Hezekiah was the king of Judah. Hezekiah’s own father had promoted idolatry throughout Judah and had made Judah a subservient kingdom to the wicked Assyrian Empire (1 Kings 16).
When Hezekiah assumed the throne of Judah at the age of twenty-five, the northern kingdom of Israel was only a few years away from being sent into exile for their wickedness (2 Kings 18:9–10). These were dark days indeed.
But Hezekiah determined to follow the Lord with all his heart, and the Lord empowered him to do great things for His people even in the midst of the evil forces that were still at work. Hezekiah removed idolatry from the land, including all the pagan items from the temple (2 Kings 18). He restored proper worship at the temple and sent invitations to everyone throughout the land—even people living in the northern kingdom of Israel—to come to Jerusalem to celebrate the Passover once again (2 Chronicles 29–30).

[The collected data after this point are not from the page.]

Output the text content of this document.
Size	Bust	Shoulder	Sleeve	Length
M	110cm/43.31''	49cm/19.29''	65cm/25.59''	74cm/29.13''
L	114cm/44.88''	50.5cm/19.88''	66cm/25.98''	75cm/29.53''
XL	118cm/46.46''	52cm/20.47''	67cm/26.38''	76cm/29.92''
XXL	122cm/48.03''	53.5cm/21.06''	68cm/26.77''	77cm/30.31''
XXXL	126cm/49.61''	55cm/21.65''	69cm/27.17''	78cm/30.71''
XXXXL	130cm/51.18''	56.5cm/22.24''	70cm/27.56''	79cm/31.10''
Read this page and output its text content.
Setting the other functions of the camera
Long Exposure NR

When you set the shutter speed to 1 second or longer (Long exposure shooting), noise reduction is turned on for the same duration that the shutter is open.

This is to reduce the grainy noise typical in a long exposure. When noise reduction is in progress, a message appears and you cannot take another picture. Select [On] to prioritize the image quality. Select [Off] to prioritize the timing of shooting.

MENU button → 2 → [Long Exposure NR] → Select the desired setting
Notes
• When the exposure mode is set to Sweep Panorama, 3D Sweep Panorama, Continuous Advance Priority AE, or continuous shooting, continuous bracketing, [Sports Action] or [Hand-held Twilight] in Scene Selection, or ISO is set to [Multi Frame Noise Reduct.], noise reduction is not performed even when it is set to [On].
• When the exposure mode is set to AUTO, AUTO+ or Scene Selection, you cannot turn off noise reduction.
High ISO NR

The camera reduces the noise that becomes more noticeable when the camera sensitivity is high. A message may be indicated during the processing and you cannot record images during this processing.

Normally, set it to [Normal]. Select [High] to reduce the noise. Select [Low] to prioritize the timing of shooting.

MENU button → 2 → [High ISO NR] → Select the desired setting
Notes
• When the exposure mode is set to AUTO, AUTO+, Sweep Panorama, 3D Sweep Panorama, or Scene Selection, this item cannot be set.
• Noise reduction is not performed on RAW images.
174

Not long after the northern kingdom of Israel fell to the Assyrians, the Assyrians attacked Jerusalem as well, but the Lord struck down 185,000 of their soldiers in a single night, and Jerusalem was spared (2 Kings 19:35–36).
As part of his preparations for the Assyrian attack on Jerusalem, Hezekiah constructed a water tunnel to carry water from the Gihon Spring to the pool at the lower end of the city (2 Kings 20:20). The tunnel still exists today, and in 1838 an ancient inscription was found in it that commemorated its construction.